Готовясь к преображению в «фазана», Комиссар набил броскую татушку на тыл своей правой кисти — два треугольника горных пиков, а в промежутке между их острых вершин дуга солнца с колючими лучами. И весь этот сияющий новый мир из основательно жирных линий, покоился на пояснительно-образовательной надписи для вовсе непонятливых — «СЕВЕРНЫЙ КАВКАЗ». На сцене Комиссар держался татуировкой к залу и, вскидывая трубу для извлечения нот, он гордым оком косил на широко расползшийся шедевр неизвестного живописца-кольщика.
Наверное, Серому не в жилу было, что Комиссар блатует более красочной кляксой, чем его синеватый паук-крестовик (знак Зоны для посвящённых) едва ли больше шарика для пинг-понга. Настолько наглое неравенство, даже в отсутствие каких-либо ограничений Зоны на татуировки географического толка, подзуживало Серого приёбываться к жизнерадостному Трубачу.
(...впрочем, там где использовано слово «наверное» не стóит прямо так с разгону верить нá слово — наверняка, за ним у меня пойдут сплошь домыслы, предположения да измышления досужие. Возможных вариантов с толкованиями может быть масса, уйма, вагон, в конце концов, но сказанное «наверное» всех их отметает и оставляет что-то одно, возможно, и не самое верное.

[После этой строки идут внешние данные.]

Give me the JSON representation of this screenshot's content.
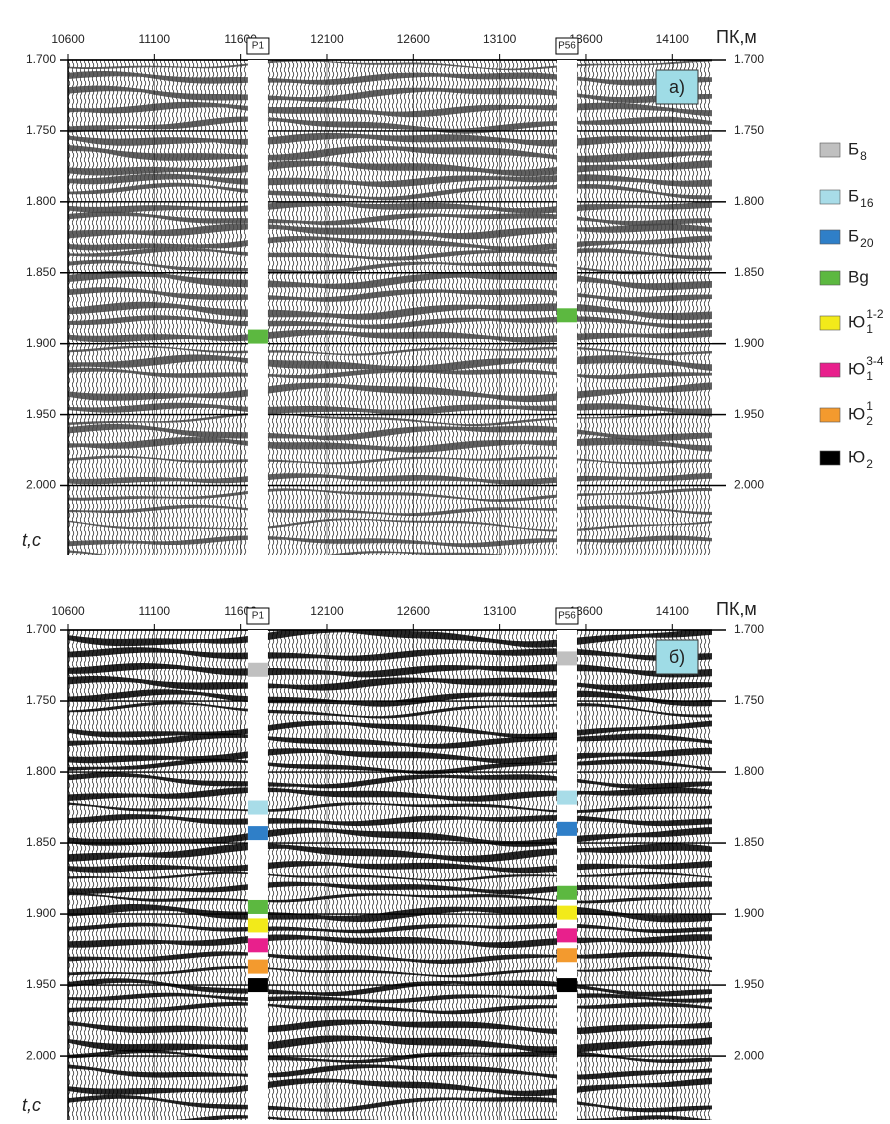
{
  "chart_data": [
    {
      "type": "seismic",
      "panel_label": "а)",
      "x_label": "ПК,м",
      "y_label": "t,c",
      "xlim": [
        10600,
        14330
      ],
      "xticks": [
        10600,
        11100,
        11600,
        12100,
        12600,
        13100,
        13600,
        14100
      ],
      "ylim": [
        1.7,
        2.049
      ],
      "yticks": [
        {
          "value": 1.7,
          "label": "1.700"
        },
        {
          "value": 1.75,
          "label": "1.750"
        },
        {
          "value": 1.8,
          "label": "1.800"
        },
        {
          "value": 1.85,
          "label": "1.850"
        },
        {
          "value": 1.9,
          "label": "1.900"
        },
        {
          "value": 1.95,
          "label": "1.950"
        },
        {
          "value": 2.0,
          "label": "2.000"
        }
      ],
      "grid": true,
      "wiggle_color": "#444444",
      "wells": [
        {
          "name": "P1",
          "x": 11700
        },
        {
          "name": "P56",
          "x": 13490
        }
      ],
      "series": [
        {
          "color": "#5cb840",
          "values": [
            1.895,
            1.88
          ]
        }
      ]
    },
    {
      "type": "seismic",
      "panel_label": "б)",
      "x_label": "ПК,м",
      "y_label": "t,c",
      "xlim": [
        10600,
        14330
      ],
      "xticks": [
        10600,
        11100,
        11600,
        12100,
        12600,
        13100,
        13600,
        14100
      ],
      "ylim": [
        1.7,
        2.045
      ],
      "yticks": [
        {
          "value": 1.7,
          "label": "1.700"
        },
        {
          "value": 1.75,
          "label": "1.750"
        },
        {
          "value": 1.8,
          "label": "1.800"
        },
        {
          "value": 1.85,
          "label": "1.850"
        },
        {
          "value": 1.9,
          "label": "1.900"
        },
        {
          "value": 1.95,
          "label": "1.950"
        },
        {
          "value": 2.0,
          "label": "2.000"
        }
      ],
      "grid": true,
      "wiggle_color": "#000000",
      "wells": [
        {
          "name": "P1",
          "x": 11700
        },
        {
          "name": "P56",
          "x": 13490
        }
      ],
      "series": [
        {
          "name": "Б",
          "sub": "8",
          "color": "#c0c0c0",
          "values": [
            1.728,
            1.72
          ]
        },
        {
          "name": "Б",
          "sub": "16",
          "color": "#a8dce8",
          "values": [
            1.825,
            1.818
          ]
        },
        {
          "name": "Б",
          "sub": "20",
          "color": "#2f7fc8",
          "values": [
            1.843,
            1.84
          ]
        },
        {
          "name": "Bg",
          "color": "#5cb840",
          "values": [
            1.895,
            1.885
          ]
        },
        {
          "name": "Ю",
          "sub": "1",
          "sup": "1-2",
          "color": "#f2ea1a",
          "values": [
            1.908,
            1.899
          ]
        },
        {
          "name": "Ю",
          "sub": "1",
          "sup": "3-4",
          "color": "#e8208c",
          "values": [
            1.922,
            1.915
          ]
        },
        {
          "name": "Ю",
          "sub": "2",
          "sup": "1",
          "color": "#f39a2e",
          "values": [
            1.937,
            1.929
          ]
        },
        {
          "name": "Ю",
          "sub": "2",
          "color": "#000000",
          "values": [
            1.95,
            1.95
          ]
        }
      ]
    }
  ]
}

Слово требует осторожного с ним обращения. Иной раз ляпнешь чего-то такого разухабистого, вроде: «Лабухи — это ж одна семья. Мы друг за друга — горой!», а потом за себя же неловко — опять херню сморозил!
Потому что обобщающие высказывания лишь для лозунгов хороши, ну там: «Пролетарии всех стран — объединяйтесь!» Или ещё: «Двуногие! Возлюбите друг друга!»
Такие словесные кренделя срабатывают, лишь покуда общие интересы совпадают с интересами данного, отдельно взятого млекопитающего, а стоит им чуть разойтись, так враз: «Вы — себе, а мы — себе»...)
Возьмём, к примеру, того же самого Юру Замешкевича. Заперев кочегарку, он укрывается в Клубе, чтоб не мозолить глаза Отцам-Командирам. Побренчит на гитаре, безмятежно оприходует кружечку чифира (для космо-обезьянок Чака Паланика: смешать пачку чая, 250 гр., с водой, 250 мл, довести до кипения), где он свой, один из нас — личность тонкого душевного склада, искушённый ценитель истинной музыки, которая то, шо нада, верный друг, надёжный товарищ, и просто брат — лабух, одним словом.
Но вот приехала к нему жена из Тулы, ждёт на проходной КПП, покуда он бегает за парадкой и шинелью, чтобы уйти с ней в город. Соскабливает, на бегу, шерсть с морды, получает в штабе бумажку увольнительной записки, заскакивает зачем-то в Клуб, где в пустом зале мирно сижу я, в последнем ряду. Прыг — в музыкантскую, скок — обратно и, по пути на выход, хватает мой, ничего не подозревающий хуй своей медвежьей хваткой и поднимает меня всего в воздух. Конечно, — я ору!
Затем боль постепенно рассасывается, оставляя неизбывное недоумение. Зачем?
(...ответ на поднятый вопрос не попадался мне ни в писаниях наивного примитивиста Фрейда с его подлипалами, ни в Упанишадах с Бгхагаватами, ни в обоих Заветах, ни в Коране. И только лишь в «Истории Государства Российского с Древнейших Времён» В. Соловьёв упоминает мельком случай с Лже-Дмитрием, когда тот прятался в дальних покоях дворца, но зверовидый казак его там обнаружил, схватил за «потаённый узел» и выволок узурпатора к беснующейся толпе на расправу. Но там хотя бы прослеживается какая-никакая практическая цель… Но мой-то Юре зачем?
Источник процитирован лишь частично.